Diagnostic Studies and Empiric Trials
Since GERD is a clinical diagnosis, no single test is accepted as the standard for the diagnosis of reflux disease. A careful history is sufficient to establish the diagnosis in the majority of patients, and laboratory tests are needed only in atypical or severe cases. When a classic reflux story is elicited, initial therapy can be instituted on the basis of history alone for simple heartburn in a young patient. A brief trial of high-dose proton pump inhibitor therapy is a reasonably sensitive (75%) and cost-effective confirmatory test in patients with classic GERD symptoms.

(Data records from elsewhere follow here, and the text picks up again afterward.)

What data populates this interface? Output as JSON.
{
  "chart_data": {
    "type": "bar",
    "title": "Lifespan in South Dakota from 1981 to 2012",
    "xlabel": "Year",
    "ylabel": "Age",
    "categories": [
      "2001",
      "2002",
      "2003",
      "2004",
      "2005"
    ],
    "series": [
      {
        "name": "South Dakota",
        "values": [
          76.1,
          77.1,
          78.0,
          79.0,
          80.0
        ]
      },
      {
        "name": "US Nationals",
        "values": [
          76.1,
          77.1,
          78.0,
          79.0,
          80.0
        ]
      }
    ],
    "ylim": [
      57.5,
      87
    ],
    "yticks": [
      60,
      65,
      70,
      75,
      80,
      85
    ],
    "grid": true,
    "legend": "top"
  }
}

Upper Endoscopy and Biopsy
Upper endoscopy should be considered for patients with any of the “alarm features” such as dysphagia, weight loss, anemia, or positive fecal occult blood test. Biopsy is done during endoscopy to target any areas of suspected metaplasia or dysplasia. If the mucosa shows no visual abnormalities, it is still appropriate to biopsy to evaluate for eosinophilic esophagitis. A detailed evaluation is especially important in older patients, in whom the risk for malignancy is increased (see Table 61-1).
Esophageal pH Monitoring and Physiologic Testing
Esophageal pH monitoring for 24 hours is the most sensitive and specific test for reflux, but usually unnecessary for common cases of GERD. However, it does allow correlation of distal esophageal pH with symptoms and can be of help in confusing situations, such as atypical chest pain, ENT, and pulmonary symptoms (see Chapter 60). Two-channel pH monitoring includes a second probe near the proximal esophagus and may identify acid reflux causing airway irritation. Two other tests, esophageal manometry and esophageal impedance studies can be even more sensitive than the pH probe by giving some inference of the volume of refluxant.